I am using a new machine with GeForce 9800GX2. The problem that has been causing headache to me is that the initialization to this device is always very slow. I mean, the first function that has anything to do with the card costs a long time, no matter what it is (cudaSetDevice, cudaGetDeviceCount, cudaMalloc…). Anybody can help me with this?
That’s probably the overhead of context creation, although that would be true for cudaMalloc and not cudaSetDevice, cudaGetDevice, or cudaGetDeviceCount. What are you seeing as “very slow,” though? It shouldn’t add more than a few hundred milliseconds unless your PCIe bandwidth is terrible.

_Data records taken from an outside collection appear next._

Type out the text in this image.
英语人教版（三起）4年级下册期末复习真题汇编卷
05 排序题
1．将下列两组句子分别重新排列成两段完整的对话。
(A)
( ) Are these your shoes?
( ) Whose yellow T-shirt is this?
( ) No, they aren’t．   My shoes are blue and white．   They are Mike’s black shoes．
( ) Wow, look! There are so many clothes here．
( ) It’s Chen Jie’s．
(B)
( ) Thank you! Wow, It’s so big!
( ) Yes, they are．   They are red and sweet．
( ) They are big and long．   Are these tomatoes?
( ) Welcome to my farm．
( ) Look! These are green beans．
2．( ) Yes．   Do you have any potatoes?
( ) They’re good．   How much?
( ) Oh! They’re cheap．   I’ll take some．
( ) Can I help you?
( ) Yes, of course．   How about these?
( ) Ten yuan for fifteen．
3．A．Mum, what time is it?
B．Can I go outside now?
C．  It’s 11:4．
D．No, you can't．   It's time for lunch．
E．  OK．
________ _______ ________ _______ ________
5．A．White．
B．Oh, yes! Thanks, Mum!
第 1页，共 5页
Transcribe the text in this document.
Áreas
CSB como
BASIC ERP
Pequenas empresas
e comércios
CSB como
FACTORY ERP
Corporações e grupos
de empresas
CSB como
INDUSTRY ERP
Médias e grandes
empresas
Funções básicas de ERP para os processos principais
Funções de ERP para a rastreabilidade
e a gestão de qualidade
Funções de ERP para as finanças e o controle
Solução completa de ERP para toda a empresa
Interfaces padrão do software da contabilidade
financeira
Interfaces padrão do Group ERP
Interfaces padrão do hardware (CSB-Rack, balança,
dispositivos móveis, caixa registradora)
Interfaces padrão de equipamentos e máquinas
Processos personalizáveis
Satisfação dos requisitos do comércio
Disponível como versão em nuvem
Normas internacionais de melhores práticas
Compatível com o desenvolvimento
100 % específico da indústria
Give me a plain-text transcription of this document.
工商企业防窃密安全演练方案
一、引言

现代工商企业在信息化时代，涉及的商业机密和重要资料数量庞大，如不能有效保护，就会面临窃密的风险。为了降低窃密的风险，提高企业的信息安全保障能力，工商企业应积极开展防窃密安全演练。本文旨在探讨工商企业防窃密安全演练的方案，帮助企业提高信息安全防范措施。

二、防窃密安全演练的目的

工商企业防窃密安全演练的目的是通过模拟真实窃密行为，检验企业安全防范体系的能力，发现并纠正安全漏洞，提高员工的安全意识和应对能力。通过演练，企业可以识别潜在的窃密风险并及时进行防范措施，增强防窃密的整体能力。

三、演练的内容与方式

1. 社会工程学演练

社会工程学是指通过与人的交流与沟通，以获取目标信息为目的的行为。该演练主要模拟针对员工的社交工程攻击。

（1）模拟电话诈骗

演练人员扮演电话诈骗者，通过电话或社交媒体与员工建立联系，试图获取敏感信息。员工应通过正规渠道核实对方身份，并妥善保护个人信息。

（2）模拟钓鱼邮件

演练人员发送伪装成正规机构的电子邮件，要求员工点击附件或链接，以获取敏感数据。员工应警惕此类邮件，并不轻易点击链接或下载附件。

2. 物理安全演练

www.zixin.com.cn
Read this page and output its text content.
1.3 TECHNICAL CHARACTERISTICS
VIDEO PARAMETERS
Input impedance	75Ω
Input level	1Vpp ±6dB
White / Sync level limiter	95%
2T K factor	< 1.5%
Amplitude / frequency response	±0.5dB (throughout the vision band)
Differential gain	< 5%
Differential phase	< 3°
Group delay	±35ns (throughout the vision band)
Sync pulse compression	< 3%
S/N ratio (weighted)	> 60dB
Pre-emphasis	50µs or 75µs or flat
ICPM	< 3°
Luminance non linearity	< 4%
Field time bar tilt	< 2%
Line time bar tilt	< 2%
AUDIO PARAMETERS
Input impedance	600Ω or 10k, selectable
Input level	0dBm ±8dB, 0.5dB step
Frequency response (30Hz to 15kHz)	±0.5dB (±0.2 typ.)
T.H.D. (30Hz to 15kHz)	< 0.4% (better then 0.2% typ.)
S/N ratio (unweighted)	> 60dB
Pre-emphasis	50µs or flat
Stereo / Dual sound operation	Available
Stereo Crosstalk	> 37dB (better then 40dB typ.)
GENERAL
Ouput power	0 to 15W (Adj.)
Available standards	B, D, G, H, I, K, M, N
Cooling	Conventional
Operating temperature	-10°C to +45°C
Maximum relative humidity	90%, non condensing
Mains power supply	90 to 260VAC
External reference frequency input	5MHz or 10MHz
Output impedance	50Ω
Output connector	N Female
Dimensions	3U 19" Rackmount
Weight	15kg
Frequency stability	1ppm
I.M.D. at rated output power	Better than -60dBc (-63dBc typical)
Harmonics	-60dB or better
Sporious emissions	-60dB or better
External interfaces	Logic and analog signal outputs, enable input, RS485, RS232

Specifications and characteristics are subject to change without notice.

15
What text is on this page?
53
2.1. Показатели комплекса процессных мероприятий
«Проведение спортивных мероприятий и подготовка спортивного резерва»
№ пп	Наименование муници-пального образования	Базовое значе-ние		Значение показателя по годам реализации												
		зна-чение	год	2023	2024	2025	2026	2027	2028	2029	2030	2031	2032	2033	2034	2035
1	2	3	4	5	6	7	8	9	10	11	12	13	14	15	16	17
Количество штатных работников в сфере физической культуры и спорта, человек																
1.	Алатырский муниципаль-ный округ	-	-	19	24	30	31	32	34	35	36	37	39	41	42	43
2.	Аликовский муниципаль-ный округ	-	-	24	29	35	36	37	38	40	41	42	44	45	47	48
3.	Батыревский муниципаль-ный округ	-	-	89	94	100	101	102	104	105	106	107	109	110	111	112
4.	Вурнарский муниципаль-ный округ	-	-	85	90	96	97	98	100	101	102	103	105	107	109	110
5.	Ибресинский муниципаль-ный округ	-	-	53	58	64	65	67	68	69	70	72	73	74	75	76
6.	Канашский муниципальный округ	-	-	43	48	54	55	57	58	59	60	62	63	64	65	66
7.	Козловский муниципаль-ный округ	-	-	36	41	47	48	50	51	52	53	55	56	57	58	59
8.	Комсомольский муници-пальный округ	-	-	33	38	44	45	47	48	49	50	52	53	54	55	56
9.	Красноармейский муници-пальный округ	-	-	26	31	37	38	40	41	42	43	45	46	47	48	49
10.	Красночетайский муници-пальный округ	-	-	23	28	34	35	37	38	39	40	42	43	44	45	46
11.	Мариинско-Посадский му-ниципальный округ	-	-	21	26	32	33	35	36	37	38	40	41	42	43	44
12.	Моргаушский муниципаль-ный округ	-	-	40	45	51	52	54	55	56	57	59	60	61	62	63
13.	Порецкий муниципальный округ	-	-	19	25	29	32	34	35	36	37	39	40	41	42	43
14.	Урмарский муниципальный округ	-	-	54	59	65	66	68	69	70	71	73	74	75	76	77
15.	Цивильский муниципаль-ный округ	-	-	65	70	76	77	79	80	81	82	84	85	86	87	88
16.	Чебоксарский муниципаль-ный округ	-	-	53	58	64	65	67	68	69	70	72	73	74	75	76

It’s more than 2 seconds. Actually, it’s a cluster, in which 8 nodes are equipped with this type of card. I just don’t know why the invocation of a CUDA function will be so slow…
Going to need more information on your setup (OS and hardware), how you’re running your app, and what app (meaning source) you’re using to test this, then. There shouldn’t be any problem with CUDA initialization taking this much time in 2.0.
For example, the sample “scan” in the installation package. The total execution time is 7 seconds. I can observe that it waits quite a while printing anything( the printings are after the first CUDA function call).
Slow start-up with multiple GPUs and no X running is a known problem. We are working on improving the performances.
OK, I see. Thank you very much.
Apologies for digging up this old thread. Wish to know, has this issue been fixed, or what are the ways to fix it?
I’m using a non-nvidia PCI card for display (X), and CUDA 2.3 is installed for the PCI-E nvidia card. CUT_DEVICE_INIT is taking about 1.X seconds.
Previously, I was using the PCI-E nvidia card for X and CUT_DEVICE_INIT is almost immediate.